Earlier Friday, Switzerland’s Federal Tribunal announced it extended a block on publication requested by two unidentified parties.
The ISL scandal stemmed from alleged payments of tens of millions of dollars to sports officials made by the Swiss-based marketing agency before its 2001 collapse with debts of $300 million.
The parties _ widely reported to be Brazilian former soccer leaders Joao Havelange and Ricardo Teixeira _ are appealing against five Swiss and British media organizations that won lower court rulings to access the ISL dossier.
The document reveals details of a May 2010 deal in which two officials admitted taking kickbacks in the 1990s. They repaid $6.1 million on condition their identities would remain secret.
“Nobody has really seen that document because it would be a contempt of court issue if they gave it to us,” the University of Basel professor said. “He (Blatter) has not given it to anybody because he is not allowed to.
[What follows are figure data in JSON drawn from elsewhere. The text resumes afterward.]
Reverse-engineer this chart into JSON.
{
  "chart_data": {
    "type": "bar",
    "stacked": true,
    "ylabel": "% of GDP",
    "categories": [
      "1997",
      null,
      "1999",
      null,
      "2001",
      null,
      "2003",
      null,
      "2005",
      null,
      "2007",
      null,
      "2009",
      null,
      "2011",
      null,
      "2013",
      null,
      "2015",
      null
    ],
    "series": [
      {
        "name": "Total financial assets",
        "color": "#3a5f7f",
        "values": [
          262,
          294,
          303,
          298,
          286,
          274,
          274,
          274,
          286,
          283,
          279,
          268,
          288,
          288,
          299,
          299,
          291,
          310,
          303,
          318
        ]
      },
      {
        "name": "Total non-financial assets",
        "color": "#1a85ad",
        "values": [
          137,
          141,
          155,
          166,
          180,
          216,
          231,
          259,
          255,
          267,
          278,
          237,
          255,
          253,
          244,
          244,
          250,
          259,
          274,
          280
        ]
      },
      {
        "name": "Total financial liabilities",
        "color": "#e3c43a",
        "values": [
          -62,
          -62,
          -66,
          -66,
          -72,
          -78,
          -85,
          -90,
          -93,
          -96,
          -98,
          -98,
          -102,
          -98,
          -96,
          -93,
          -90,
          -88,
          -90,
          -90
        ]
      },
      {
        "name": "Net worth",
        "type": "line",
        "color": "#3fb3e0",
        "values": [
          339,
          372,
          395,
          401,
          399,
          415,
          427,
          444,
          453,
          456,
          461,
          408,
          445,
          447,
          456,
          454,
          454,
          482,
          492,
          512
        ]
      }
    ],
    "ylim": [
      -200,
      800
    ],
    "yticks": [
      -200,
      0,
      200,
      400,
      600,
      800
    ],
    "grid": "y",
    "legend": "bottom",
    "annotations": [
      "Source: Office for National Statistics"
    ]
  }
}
That’s the point.”
Pieth said it was “crucial” for his 13-member expert panel to study the ISL case, as they examine how serious FIFA was about investigating scandals, including alleged bribery and vote-rigging, in recent years.
“This is another element for us to say, ‘Look, we are not satisfied how these things have been dealt with.’ But we want to see it officially and we want to see it published,” the former United Nations investigator said.
Blatter asked Pieth in November to suggest widespread transparency and governance reforms of soccer’s embattled world governing body that would take effect before June 2013.
Pieth’s expert panel has sent an initial report that Blatter’s executive committee will consider at a two-day meeting opening Thursday in Zurich.
The ISL scandal has clouded Blatter’s presidency since 2001, and seeking closure has become a central part of his promised mission to improve FIFA’s image.
Still, FIFA is no longer formally involved in the appeals being considered by Switzerland’s highest court.
On Friday, the federal court said it granted a “suspensive effect” to parties identified only as “B2” and “B3” who appealed to stop publication. FIFA was party “B1” but withdrew in December.